Lachebekjes en zuurpruimen

Goedenavond, opgewekte, goedgemutste, montere, zonnige, menslievende, levenslustige Haarlemmers, met jullie pretoogjes en lachrimpeltjes en een vriendelijk woordje en een guitige knipoog voor iedereen!

En ook jullie bijzonder hartelijk welkom, norse, gemelijke, vitterige, rancuneuze, misantropische, misnoegde, gefrustreerde, verongelijkte, zeikende, muggeziftende stadgenoten!

Het zal jullie niet zijn ontgaan: Bernt Schneiders is de eerste burgemeester in de geschiedenis die zich openlijk bekommert om de gemoedstoestand van de inwoners van zijn stad.
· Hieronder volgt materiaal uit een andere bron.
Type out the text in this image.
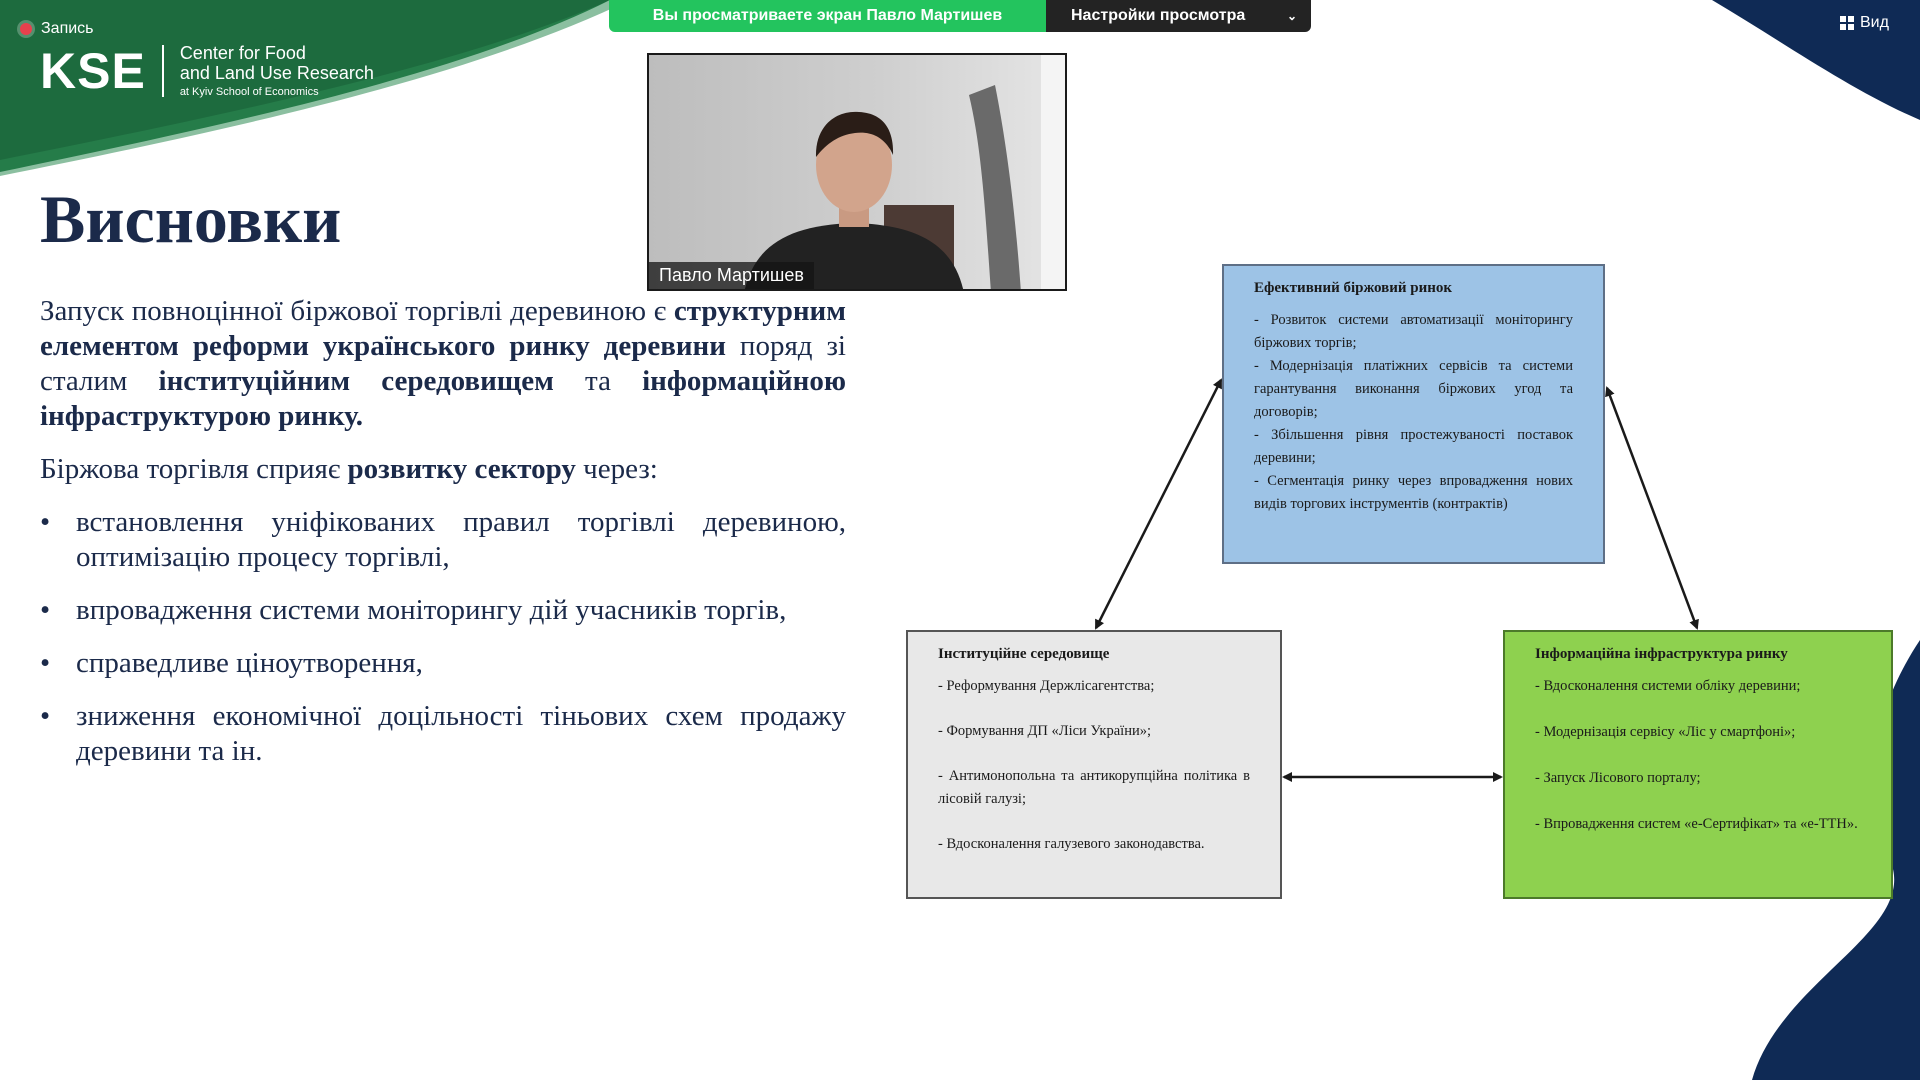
Запись
KSE Center for Food
and Land Use Research
at Kyiv School of Economics
Висновки

Запуск повноцінної біржової торгівлі деревиною є структурним елементом реформи українського ринку деревини поряд зі сталим інституційним середовищем та інформаційною інфраструктурою ринку.

Біржова торгівля сприяє розвитку сектору через:

• встановлення уніфікованих правил торгівлі деревиною, оптимізацію процесу торгівлі,
• впровадження системи моніторингу дій учасників торгів,
• справедливе ціноутворення,
• зниження економічної доцільності тіньових схем продажу деревини та ін.
Ефективний біржовий ринок
- Розвиток системи автоматизації моніторингу біржових торгів;
- Модернізація платіжних сервісів та системи гарантування виконання біржових угод та договорів;
- Збільшення рівня простежуваності поставок деревини;
- Сегментація ринку через впровадження нових видів торгових інструментів (контрактів)
Інституційне середовище
- Реформування Держлісагентства;
- Формування ДП «Ліси України»;
- Антимонопольна та антикорупційна політика в лісовій галузі;
- Вдосконалення галузевого законодавства.
Інформаційна інфраструктура ринку
- Вдосконалення системи обліку деревини;
- Модернізація сервісу «Ліс у смартфоні»;
- Запуск Лісового порталу;
- Впровадження систем «е-Сертифікат» та «е-ТТН».
Вы просматриваете экран Павло Мартишев	Настройки просмотра	⌄	Вид
Павло Мартишев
Onlangs lanceerde hij de campagne 'Weg met het chagrijn!'. In een interview in het HD riep de burgervader ons op om nou eens te stoppen met knorren en morren - over het leven in het algemeen en over Haarlem in het bijzonder. Er valt zoveel goeds te melden, was de boodschap.

Om zijn evangelie te verspreiden, organiseerde burgemeester Schneiders zelfs een symposium in de Philharmonie, waarvoor hij enkele erkende humeurologen uitnodigde, plus zo'n honderd sfeerbepalende Haarlemmers, onder wie (ai, dat was een lelijke vergissing van hem!) NIET mijzelf en WEL enkele notoire lokale zwartkijkers, van die types bij wie de mondhoeken als een Siamese tweeling ergens onder de kin aan elkaar zitten vastgegroeid.

Eén ding moet ik onze burgemeester nageven: hij durft zich kwetsbaar op te stellen met zijn laten-we-lief-zijn-voor-elkaar campagne. Hij steekt zijn nek héél ver uit en tekent daarop – bij wijze van speciale service voor vileine columnisten – ook nog een keurig schietschijfje en hangt een bordje om zijn nek met MIKPUNT.

Goed, hij vraagt erom, dacht ik. Ik legde aan en ... bedacht me.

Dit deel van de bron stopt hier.